Les scènes de combat et les scènes de comédie contrebalancent efficacement les moments dramatiques, et le tout reste si parfaitement équilibré qu’on ne bascule jamais vraiment dans la comédie pure ou dans le drame, encore moins dans le film d’action. A ce niveau, le film fait preuve d’une remarquable maîtrise de la réalisation et de la mise en scène. C’est un film inclassable, qui emprunte à plusieurs genres et qui parvient à traiter d’un sujet peu conventionnel tout en restant accessible à tous.

Troisième film réalisé par Bala, Pithamagan est donc de loin son meilleur. Comme une sorte d’aboutissement de ses deux précédentes réalisations, il en réunit aussi les deux acteurs principaux : Vikram et Surya. Autant Sethu pouvait paraître un peu brouillon, autant ici il fait preuve d’une vraie maîtrise.
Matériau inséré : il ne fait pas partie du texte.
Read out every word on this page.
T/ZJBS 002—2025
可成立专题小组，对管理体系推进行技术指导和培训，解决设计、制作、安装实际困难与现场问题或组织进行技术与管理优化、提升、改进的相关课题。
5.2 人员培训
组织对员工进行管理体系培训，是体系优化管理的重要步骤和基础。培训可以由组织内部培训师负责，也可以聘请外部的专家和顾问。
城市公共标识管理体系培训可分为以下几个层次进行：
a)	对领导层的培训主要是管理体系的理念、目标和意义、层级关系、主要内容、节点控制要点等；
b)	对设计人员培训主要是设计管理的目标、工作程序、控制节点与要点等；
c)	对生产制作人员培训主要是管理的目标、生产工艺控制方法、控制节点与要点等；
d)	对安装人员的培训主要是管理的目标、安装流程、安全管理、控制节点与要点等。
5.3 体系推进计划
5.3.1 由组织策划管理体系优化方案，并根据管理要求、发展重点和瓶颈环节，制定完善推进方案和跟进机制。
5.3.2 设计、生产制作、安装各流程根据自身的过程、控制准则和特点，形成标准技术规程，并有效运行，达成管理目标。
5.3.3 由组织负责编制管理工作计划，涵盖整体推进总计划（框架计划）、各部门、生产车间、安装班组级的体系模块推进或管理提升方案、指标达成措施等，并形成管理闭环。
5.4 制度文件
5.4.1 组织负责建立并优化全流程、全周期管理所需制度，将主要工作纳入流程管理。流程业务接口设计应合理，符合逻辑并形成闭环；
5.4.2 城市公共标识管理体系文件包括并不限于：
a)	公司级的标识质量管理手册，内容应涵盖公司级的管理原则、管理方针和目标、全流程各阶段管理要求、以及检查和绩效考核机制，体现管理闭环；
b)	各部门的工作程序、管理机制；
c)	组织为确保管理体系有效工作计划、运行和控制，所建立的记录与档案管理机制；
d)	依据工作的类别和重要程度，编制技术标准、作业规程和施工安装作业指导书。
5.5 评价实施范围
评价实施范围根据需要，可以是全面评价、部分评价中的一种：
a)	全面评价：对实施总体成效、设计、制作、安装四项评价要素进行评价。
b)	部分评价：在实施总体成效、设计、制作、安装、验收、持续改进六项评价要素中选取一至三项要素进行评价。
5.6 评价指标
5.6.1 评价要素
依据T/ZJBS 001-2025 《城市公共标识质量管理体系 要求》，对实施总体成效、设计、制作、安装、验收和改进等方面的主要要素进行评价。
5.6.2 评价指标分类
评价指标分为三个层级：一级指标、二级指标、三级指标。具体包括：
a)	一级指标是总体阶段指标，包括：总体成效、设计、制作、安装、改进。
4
On commence déjà à discerner au fil de ses films les éléments et les thèmes caractéristiques d’une œuvre prometteuse. On notera surtout un intérêt marqué pour les personnages marginaux blessés par la vie, des hommes forts en apparence mais psychologiquement fragiles, et une violence aussi bien physique que morale omniprésente qui n’empêche pas les sentiments.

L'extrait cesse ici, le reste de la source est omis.